2. The first change suggested by the Foreign Office, namely, to amend the first sentence of paragraph 5(a) to read “the development and use of atomic energy are not matters exclusively of domestic concern of individual nations,” instead of using the word “essentially.” This seems a good change except that it departs from what General McNaughton calls the approved language, and I think we would all have to consider whether the value of the change outweighs the departure from the approved language.

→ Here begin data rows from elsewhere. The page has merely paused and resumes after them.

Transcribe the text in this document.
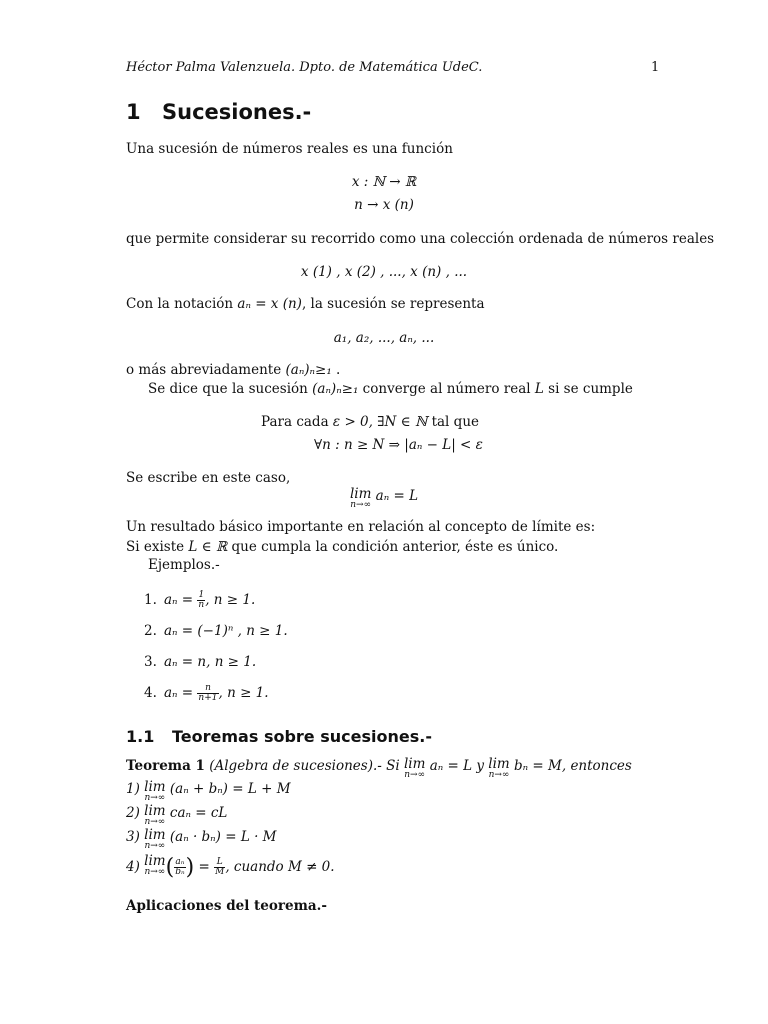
Héctor Palma Valenzuela. Dpto. de Matemática UdeC.	1
1 Sucesiones.-
Una sucesión de números reales es una función
x : ℕ → ℝ
n → x (n)
que permite considerar su recorrido como una colección ordenada de números reales
x (1) , x (2) , ..., x (n) , ...
Con la notación aₙ = x (n), la sucesión se representa
a₁, a₂, ..., aₙ, ...
o más abreviadamente (aₙ)ₙ≥₁ .
Se dice que la sucesión (aₙ)ₙ≥₁ converge al número real L si se cumple
Para cada ε > 0, ∃N ∈ ℕ tal que
∀n : n ≥ N ⇒ |aₙ − L| < ε
Se escribe en este caso,
lim
n→∞
aₙ = L
Un resultado básico importante en relación al concepto de límite es:
Si existe L ∈ ℝ que cumpla la condición anterior, éste es único.
Ejemplos.-
1. $a_n = \frac{1}{n}$ , n ≥ 1.
2. aₙ = (−1)ⁿ , n ≥ 1.
3. aₙ = n, n ≥ 1.
4. $a_n = \frac{n}{n+1}$ , n ≥ 1.
1.1 Teoremas sobre sucesiones.-
Teorema 1 (Algebra de sucesiones).- Si lim
n→∞
aₙ = L y lim
n→∞
bₙ = M, entonces
1) lim
n→∞
(aₙ + bₙ) = L + M
2) lim
n→∞
caₙ = cL
3) lim
n→∞
(aₙ · bₙ) = L · M
4) lim
n→∞ ( $\frac{\text{aₙ}}{\text{bₙ}}$ ) = $\frac{L}{M}$ , cuando M ≠ 0.
Aplicaciones del teorema.-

We note that the Foreign Office would prefer to omit entirely the second sentence of 6(a) “nations cannot have any proprietary rights within their territories.” We feel that this sentence cannot be omitted. It does not attempt to define the term international ownership as used in the Second Report, but it goes right to the heart of the basic fallacy of the whole Soviet position. When the Second Report says that “nations cannot have any proprietary rights or rights of decision arising therefrom over atomic source materials, nuclear fuels or dangerous facilities located within their territories,” the Report is stating a position which it seems to me is basic to the thinking of all members of the majority. It seems very evident that if nations should have proprietary rights or rights of decision over potentially dangerous and explosive materials and facilities for making such materials, there would be a continuance of national rivalries in this field in a most dangerous form. Any nation could then at any time claim that some other nation was exercising its proprietary rights to its own advantage in a manner contrary to the treaty, and such a claim would present a great danger to the peace, even if the claim had no validity whatever. The recent furor in the American newspapers over the suspected loss of a couple of ounces of plutonium is an example of a kind of suspicion that would [Page 80] be aroused, and if such suspicions were put forward in a time of international tension, the tension would be enormously increased.

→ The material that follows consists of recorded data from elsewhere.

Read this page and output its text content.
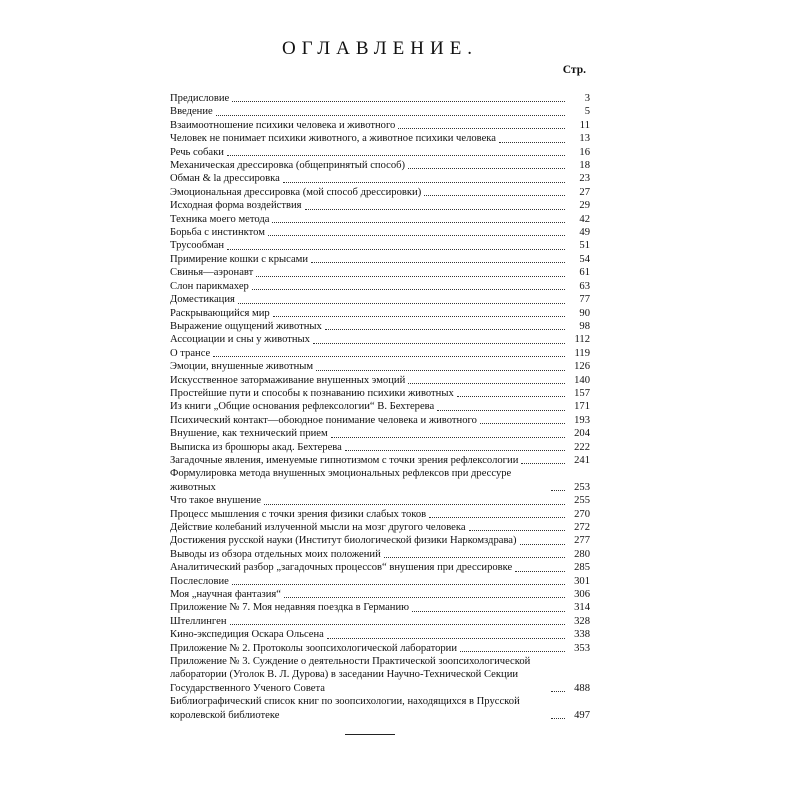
ОГЛАВЛЕНИЕ.
Стр.
Предисловие	3
Введение	5
Взаимоотношение психики человека и животного	11
Человек не понимает психики животного, а животное психики человека	13
Речь собаки	16
Механическая дрессировка (общепринятый способ)	18
Обман & la дрессировка	23
Эмоциональная дрессировка (мой способ дрессировки)	27
Исходная форма воздействия	29
Техника моего метода	42
Борьба с инстинктом	49
Трусообман	51
Примирение кошки с крысами	54
Свинья—аэронавт	61
Слон парикмахер	63
Доместикация	77
Раскрывающийся мир	90
Выражение ощущений животных	98
Ассоциации и сны у животных	112
О трансе	119
Эмоции, внушенные животным	126
Искусственное затормаживание внушенных эмоций	140
Простейшие пути и способы к познаванию психики животных	157
Из книги „Общие основания рефлексологии“ В. Бехтерева	171
Психический контакт—обоюдное понимание человека и животного	193
Внушение, как технический прием	204
Выписка из брошюры акад. Бехтерева	222
Загадочные явления, именуемые гипнотизмом с точки зрения рефлексологии	241
Формулировка метода внушенных эмоциональных рефлексов при дрессуре животных	253
Что такое внушение	255
Процесс мышления с точки зрения физики слабых токов	270
Действие колебаний излученной мысли на мозг другого человека	272
Достижения русской науки (Институт биологической физики Наркомздрава)	277
Выводы из обзора отдельных моих положений	280
Аналитический разбор „загадочных процессов“ внушения при дрессировке	285
Послесловие	301
Моя „научная фантазия“	306
Приложение № 7. Моя недавняя поездка в Германию	314
Штеллинген	328
Кино-экспедиция Оскара Ольсена	338
Приложение № 2. Протоколы зоопсихологической лаборатории	353
Приложение № 3. Суждение о деятельности Практической зоопсихологической лаборатории (Уголок В. Л. Дурова) в заседании Научно-Технической Секции Государственного Ученого Совета	488
Библиографический список книг по зоопсихологии, находящихся в Прусской королевской библиотеке	497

In three years of discussion in the Commission I think it has become clear to all of us that the Soviet position is very little concerned with simultaneous or not simultaneous, or one treaty or two, but is very much concerned with getting a plan which would give them national ownership and operation of explosive materials and facilities for making them, would bring them up to date on all technical information available anywhere, and would enable them to create an international crisis by making accusations against another nation whenever such a crisis appeared useful to them. The crisis would go to the Security Council where, if there was a veto, the crisis would be unresolved. If the vote was by majority, the Security Council would have to consider the use of force, with the danger of precipitating a war on a secondary issue.
This is only a small part of the story, but enough, I think, to show how strongly we feel about it. We feel sure that if we left out this question of proprietary rights we would fail in one of the important aspects of the consultations, namely, the necessity of having the public understand very clearly and simply the falsity of the Soviet position.
3. I note the suggestions made by François de Rose for changes in the statement of principles. We too have changes to propose at such time as we can meet to consider them.
We are glad that you are ready for a conference of the majority members and hope we may hear from the French in time to have the meeting immediately after the 4th of July.
I enclose a copy of a revised text of the draft resolution2 we would propose to submit to the AEC at its next meeting.
I am sending a copy of this letter to the representatives concerned in the other friendly delegations.